In conclusion, the present study examined the expression and function of the lncRNA GHSROS in breast cancer, suggesting a potential role for GHSROS in breast cancer cell migration and tumour growth. These data expand on recent findings regarding GHSROS in lung cancer (19) and provide a rationale for further investigations into this lncRNA in cancer.

Funding

This work was supported by the National Health and Medical Research Council Australia (grant nos. 1002255 and 1059021; to LKC, ACH, RNV and IS), the Cancer Council Queensland (grant no. 1098565; to ACH, RNV, LKC and IS), the Australian Research Council (grant no. DP140100249; to ACH and LKC), a QUT Vice-Chancellor's Senior Research Fellowship (to IS), the Movember Foundation and the Prostate Cancer Foundation of Australia through a Movember Revolutionary Team Award, the Australian Government Department of Health, and the Australian Prostate Cancer Research Centre, Queensland (LKC and CCN), Queensland University of Technology. The Translational Research Institute is supported by a grant from the Australian Government.

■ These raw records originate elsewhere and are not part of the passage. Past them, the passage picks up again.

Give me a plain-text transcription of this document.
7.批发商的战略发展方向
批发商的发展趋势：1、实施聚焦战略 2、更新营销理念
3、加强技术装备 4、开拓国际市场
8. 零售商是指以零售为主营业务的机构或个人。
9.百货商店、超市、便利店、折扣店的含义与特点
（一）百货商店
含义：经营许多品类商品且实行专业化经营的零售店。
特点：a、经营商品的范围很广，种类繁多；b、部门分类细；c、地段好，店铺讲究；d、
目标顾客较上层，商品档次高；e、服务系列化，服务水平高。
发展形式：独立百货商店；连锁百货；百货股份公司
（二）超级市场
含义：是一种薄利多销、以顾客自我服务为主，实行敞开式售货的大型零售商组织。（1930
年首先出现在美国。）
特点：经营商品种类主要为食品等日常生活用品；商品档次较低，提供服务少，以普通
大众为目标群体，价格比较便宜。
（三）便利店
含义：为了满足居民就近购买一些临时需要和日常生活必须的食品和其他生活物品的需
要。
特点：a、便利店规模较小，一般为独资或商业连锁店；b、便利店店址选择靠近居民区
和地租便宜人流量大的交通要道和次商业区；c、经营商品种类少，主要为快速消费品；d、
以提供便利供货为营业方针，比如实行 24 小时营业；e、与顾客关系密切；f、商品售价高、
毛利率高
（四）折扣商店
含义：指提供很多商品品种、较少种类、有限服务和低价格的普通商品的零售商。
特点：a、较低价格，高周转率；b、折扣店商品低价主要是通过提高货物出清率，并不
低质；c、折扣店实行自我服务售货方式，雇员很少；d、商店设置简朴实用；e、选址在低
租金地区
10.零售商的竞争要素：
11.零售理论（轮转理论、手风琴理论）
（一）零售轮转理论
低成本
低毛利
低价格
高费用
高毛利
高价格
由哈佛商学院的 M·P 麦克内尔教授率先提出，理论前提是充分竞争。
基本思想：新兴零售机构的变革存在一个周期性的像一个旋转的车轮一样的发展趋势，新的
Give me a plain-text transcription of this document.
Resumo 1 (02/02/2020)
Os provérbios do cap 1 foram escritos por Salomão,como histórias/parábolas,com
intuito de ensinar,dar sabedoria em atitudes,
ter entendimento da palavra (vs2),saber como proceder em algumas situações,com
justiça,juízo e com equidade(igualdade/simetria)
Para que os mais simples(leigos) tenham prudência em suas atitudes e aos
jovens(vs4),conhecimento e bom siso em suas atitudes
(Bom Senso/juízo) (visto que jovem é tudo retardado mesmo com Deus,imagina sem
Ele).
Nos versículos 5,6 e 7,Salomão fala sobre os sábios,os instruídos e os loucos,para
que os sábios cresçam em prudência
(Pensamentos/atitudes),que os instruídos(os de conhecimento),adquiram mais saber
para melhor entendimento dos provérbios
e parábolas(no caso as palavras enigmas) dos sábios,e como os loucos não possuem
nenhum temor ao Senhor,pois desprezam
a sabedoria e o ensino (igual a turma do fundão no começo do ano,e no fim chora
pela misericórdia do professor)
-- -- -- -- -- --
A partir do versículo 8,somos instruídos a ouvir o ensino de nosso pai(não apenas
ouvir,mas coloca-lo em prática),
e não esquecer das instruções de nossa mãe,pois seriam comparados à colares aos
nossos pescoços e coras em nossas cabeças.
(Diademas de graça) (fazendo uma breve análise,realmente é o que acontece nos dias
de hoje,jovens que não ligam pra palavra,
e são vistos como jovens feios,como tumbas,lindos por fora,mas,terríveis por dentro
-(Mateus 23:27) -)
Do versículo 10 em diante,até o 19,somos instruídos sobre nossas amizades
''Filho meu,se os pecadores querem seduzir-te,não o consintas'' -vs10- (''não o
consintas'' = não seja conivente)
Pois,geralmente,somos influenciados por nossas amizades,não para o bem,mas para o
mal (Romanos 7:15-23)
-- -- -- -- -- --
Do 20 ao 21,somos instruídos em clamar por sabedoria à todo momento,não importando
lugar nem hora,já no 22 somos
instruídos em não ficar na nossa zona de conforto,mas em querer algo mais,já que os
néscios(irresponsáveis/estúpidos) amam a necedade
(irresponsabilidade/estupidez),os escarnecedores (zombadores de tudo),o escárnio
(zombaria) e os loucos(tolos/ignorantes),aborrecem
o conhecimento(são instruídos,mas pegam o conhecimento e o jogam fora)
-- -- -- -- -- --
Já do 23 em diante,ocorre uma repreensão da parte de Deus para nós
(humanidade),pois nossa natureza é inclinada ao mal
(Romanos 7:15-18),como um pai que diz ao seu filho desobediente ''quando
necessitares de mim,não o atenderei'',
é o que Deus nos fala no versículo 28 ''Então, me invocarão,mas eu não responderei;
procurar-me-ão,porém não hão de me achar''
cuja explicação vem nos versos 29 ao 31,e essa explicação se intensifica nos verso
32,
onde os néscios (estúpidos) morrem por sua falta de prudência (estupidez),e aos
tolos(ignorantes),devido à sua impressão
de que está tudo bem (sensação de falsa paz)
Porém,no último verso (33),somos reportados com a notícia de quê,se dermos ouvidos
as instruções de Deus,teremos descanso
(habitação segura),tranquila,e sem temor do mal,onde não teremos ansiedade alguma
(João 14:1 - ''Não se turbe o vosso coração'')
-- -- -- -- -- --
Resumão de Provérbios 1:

Availability of data and materials

The datasets generated and/or analysed during the current study are available in the Gene Expression Omnibus repository, [https://www.ncbi.nlm.nih.gov/geo/query/acc.cgi?acc=GSE35001]

Authors' contributions

PBT, IS, PLJ and LKC conceived and designed the study, and interpreted the data. PBT, AS, MM, IS, LKC and PLJ performed laboratory experiments. IS and PBT performed computational biology analyses. PBT, LKC, PLJ and IS wrote the article. All authors (PBT, IS, PLJ, MDG, MM, GJC, AS, ETS, CW, EJW, CCN, ACH, RML, RNV and LKC) contributed to the conception and design of the study, interpretation of the data and writing of the manuscript. LKC approved the final version of the manuscript.

Ethics approval and consent to participate

Experiments were approved by the University of Queensland and QUT animal ethics committees (TRI/QUT/328/16). Approval for cell line use was granted by the QUT Human Research Ethics Committee.

Patient consent for publication

Not applicable.

Competing interests

The authors declare that they have no competing interests.